Pour ceux qui ne me suivraient pas sur Twitter : Blogspirit, c'est fini. 

Retrouvez-moi sur www.grignotages.com (encore un peu en chantier mais toujours moins moche qu'ici avec les bannières Photobucket).

Je reviendrai fermer définitivement ce lieu fin septembre - non sans une petite larme d'émotion, parce que, tout de même, douze ans entre ces murs orange…

06 juillet 2017

La ville anacyclique

Plus fort qu'une anagramme,
moins rigoureux qu'un palindrome.

Avant le Japon, juste avant : Rome. Roma. Alors que les souvenirs nippons menaçaient de s'oxyder rapidement, je sentais que je pouvais attendre pour Rome et que même, plus j'attendrais, plus cela deviendrait lumineux. Un trou noir lumineux. Qui efface peu à peu les souvenirs dans son éblouissement : je ne sais déjà plus exactement ce que nous avons fait, à part nous sentir bien à arpenter-déambuler dans la ville.

Immédiatement, dans la grande avenue de platanes, nous sommes chez nous et nous sommes nous : on se retrouve du bout des doigts, puis à pleines poches. Plaisir du contact de la peau et de l'air chaud. Soulagement des premières chaleurs, quand on est à nouveau surpris par les sensations, jambes nues. Le premier parfum de glace est évident dès que j'aperçois les cônes-cannoli siciliens et tout, en ce premier jour, a l'évidence de la ricotta.

 

 

Dans une lumière bleutée, que je retrouve sur les photos de mes dessins de souris, soudain repris, flotte et s'oublie le désagrément d'un réveil trop matinal, trois mètres sous le plafond. Malgré cela, j'aime l'Haussmannien romain, la cour immense devant laquelle nous buvons le pamplemousse décidément chimique du petit-déjeuner.

Il y a les platanes et les pavés, les volets et leurs jalousies à moulinette, et les crépis surtout : jaunes, ocres, qui tirent sur l'orange ou le rose, grattés, effacés, patinés-pâlis par le soleil. Je pourrais m'y frotter de les retrouver, comme dans les films les citadins égarés enlacent les arbres pour éprouver leur amour oublié de la nature. Ici, l'amour du temps et de la décrépitude heureuse.

 

Crevure

(C'est l'insulte complice de Palpatine quand je lui ai montré la photo sur l'écran de l'appareil : il y a une sorte de pacte de non-agression photographique entre nous, visant à préserver notre non-photogénie mutuelle.
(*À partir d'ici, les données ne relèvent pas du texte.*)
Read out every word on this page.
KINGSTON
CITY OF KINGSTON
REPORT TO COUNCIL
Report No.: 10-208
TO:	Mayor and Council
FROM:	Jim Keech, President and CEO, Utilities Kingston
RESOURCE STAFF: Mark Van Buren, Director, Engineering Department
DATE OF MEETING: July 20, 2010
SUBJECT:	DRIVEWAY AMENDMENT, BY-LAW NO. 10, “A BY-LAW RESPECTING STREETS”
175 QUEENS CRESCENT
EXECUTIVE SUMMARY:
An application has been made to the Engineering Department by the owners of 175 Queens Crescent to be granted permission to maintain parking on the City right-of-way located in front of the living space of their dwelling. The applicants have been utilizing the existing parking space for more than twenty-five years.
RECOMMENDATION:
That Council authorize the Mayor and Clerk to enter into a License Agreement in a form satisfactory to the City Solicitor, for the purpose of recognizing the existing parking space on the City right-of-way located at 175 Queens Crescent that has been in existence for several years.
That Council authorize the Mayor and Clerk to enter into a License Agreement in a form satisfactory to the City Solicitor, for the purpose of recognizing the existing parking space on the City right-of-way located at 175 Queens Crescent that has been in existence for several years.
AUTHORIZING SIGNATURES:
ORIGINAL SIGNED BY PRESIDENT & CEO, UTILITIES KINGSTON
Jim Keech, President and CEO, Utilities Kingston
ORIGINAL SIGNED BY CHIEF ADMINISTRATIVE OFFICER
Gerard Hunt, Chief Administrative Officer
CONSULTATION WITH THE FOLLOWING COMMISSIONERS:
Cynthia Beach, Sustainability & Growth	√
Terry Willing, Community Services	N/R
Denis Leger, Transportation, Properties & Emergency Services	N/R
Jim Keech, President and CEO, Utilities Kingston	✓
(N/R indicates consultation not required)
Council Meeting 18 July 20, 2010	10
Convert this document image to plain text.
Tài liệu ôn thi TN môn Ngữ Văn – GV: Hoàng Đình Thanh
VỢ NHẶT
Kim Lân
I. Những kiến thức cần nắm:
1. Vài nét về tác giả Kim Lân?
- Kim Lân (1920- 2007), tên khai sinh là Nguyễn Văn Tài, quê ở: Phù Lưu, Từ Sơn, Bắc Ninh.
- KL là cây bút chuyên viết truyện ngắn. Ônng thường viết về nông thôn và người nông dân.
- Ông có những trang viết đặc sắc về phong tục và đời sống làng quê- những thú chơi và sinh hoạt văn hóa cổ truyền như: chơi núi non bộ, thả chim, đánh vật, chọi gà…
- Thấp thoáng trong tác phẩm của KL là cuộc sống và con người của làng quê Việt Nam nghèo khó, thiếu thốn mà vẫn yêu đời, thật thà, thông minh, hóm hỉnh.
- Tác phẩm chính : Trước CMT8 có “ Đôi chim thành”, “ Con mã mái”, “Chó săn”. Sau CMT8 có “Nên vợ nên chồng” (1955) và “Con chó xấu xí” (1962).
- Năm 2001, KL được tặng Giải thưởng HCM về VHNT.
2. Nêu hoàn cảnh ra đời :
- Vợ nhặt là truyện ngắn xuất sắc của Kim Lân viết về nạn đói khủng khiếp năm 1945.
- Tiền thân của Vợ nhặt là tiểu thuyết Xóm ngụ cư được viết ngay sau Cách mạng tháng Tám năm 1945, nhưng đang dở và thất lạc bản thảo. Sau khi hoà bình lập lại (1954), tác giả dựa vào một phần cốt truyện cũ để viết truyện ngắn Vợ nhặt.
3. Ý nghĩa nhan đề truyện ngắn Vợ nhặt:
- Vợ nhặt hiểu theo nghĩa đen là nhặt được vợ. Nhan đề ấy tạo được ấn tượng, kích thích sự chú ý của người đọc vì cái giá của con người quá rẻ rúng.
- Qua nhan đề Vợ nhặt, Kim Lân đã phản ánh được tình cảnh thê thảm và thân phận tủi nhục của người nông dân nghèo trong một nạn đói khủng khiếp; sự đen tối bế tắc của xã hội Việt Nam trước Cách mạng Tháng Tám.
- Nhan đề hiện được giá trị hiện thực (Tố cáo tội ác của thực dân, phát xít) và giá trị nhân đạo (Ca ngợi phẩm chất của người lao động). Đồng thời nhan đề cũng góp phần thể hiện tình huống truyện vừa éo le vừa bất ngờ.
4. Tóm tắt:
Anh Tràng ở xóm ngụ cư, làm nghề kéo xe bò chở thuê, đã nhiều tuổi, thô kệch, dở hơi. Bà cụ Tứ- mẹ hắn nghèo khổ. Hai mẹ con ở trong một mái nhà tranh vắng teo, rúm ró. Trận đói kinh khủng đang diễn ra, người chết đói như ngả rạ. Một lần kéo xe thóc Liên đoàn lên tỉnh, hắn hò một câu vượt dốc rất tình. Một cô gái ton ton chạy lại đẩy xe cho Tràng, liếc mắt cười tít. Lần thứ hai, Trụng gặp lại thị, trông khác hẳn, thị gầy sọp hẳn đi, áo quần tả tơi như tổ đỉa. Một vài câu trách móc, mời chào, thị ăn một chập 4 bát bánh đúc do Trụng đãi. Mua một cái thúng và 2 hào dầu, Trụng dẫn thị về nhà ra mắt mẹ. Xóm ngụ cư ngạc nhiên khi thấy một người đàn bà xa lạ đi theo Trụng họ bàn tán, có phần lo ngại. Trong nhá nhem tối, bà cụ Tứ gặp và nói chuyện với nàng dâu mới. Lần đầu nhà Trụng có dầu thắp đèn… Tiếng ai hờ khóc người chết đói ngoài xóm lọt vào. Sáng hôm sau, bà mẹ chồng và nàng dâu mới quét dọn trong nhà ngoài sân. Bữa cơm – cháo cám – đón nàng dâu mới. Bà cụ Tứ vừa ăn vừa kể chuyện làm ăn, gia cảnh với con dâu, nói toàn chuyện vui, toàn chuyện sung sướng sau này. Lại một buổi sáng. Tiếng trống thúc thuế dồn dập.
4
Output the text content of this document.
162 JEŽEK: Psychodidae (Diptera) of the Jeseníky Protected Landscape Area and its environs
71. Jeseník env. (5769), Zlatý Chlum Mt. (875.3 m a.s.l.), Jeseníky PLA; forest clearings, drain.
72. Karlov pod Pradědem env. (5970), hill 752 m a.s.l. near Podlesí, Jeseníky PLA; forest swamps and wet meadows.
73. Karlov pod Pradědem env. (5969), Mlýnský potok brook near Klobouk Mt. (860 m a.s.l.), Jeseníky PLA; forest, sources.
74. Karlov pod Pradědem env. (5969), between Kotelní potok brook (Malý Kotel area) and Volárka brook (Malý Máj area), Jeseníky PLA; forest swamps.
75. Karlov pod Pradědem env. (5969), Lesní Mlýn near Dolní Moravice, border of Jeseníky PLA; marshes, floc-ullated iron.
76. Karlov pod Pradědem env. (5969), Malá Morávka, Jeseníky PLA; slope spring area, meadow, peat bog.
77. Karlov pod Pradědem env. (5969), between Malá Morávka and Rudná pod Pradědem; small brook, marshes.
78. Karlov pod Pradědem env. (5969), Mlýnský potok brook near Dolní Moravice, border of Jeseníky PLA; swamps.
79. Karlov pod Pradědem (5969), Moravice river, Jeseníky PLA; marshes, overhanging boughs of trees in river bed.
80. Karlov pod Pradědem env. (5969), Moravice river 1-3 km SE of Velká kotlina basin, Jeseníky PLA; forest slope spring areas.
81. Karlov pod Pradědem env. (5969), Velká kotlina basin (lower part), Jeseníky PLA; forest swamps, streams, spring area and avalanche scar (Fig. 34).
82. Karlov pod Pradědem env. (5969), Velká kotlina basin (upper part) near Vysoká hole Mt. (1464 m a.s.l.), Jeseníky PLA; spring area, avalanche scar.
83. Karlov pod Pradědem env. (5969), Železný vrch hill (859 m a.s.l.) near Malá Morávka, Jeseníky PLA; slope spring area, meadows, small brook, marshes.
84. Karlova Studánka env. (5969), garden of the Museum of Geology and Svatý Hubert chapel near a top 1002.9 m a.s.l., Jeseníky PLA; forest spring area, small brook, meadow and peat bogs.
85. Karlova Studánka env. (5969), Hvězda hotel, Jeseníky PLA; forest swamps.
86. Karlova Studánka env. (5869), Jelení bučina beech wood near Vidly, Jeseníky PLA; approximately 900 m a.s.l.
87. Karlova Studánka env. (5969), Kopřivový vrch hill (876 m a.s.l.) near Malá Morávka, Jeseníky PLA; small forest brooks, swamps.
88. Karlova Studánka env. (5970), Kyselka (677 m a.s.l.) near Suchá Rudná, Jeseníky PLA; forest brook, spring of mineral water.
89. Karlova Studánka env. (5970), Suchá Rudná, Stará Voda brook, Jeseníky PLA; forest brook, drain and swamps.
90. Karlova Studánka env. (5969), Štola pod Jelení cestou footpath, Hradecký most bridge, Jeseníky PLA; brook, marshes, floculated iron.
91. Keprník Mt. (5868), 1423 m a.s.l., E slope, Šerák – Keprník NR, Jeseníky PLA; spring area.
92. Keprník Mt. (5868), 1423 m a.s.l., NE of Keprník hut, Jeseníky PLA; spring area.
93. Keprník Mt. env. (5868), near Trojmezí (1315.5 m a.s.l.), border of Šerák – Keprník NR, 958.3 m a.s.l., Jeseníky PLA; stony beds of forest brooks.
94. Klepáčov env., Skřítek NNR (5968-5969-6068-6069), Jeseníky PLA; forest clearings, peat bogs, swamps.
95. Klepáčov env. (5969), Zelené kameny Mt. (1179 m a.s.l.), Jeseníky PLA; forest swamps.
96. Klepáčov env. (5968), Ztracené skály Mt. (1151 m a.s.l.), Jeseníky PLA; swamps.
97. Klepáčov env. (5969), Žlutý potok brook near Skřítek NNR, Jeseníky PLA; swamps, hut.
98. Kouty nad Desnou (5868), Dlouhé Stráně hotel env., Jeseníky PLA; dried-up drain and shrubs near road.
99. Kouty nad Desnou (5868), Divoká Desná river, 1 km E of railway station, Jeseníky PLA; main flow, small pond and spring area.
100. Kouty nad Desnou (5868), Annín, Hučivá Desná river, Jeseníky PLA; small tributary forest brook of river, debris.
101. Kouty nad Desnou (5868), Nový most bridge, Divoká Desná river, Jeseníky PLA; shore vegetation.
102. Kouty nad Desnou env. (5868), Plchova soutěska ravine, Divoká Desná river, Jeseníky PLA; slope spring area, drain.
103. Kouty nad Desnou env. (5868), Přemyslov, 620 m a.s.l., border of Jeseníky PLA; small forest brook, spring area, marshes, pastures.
Cela nous vaut un nombre ténu de photographies-jalons, et j'ai de plus en plus envie d'en faire fi, mais ce n'était même pas ce qui motivait ici ma prise de vue : je voulais ce mur, il me le fallait vivant, et je persiste à trouver le résultat bizarrement émouvant.)

 

 

ll y a le foulard turquoise noué en turban pour se protéger du soleil, la crème achetée en plein cagnard et l'insolation que l'on cuve au milieu des cris de chauve-souris, installation de la philaharmonie. Dans la boutique attenante, climatisée, Yuja Wang a toujours sa chapka.

Il y a les supplis que l'on contemple extatique et la serveuse qu'on dévore à la dérobée, l'essayage de Palpatine chez le tailleur du pape et les rues dans lesquelles je me perds plus ou moins. Hypothèse à vérifier : je ne parviens pas à me repérer dans les villes traversées par un fleuve nord-sud ; il me faut un axe est-ouest, comme à Londres, comme à Paris. Les bords du Tibre, au cœur et comme en-dehors de la ville. Les rues s'enchaînent néanmoins, sans orientation, dans une habitude parfois fantaisiste, comme si le puzzle de la ville autorisait plusieurs combinaisons. Je me souviens, je concatène : des asyndètes géographiques.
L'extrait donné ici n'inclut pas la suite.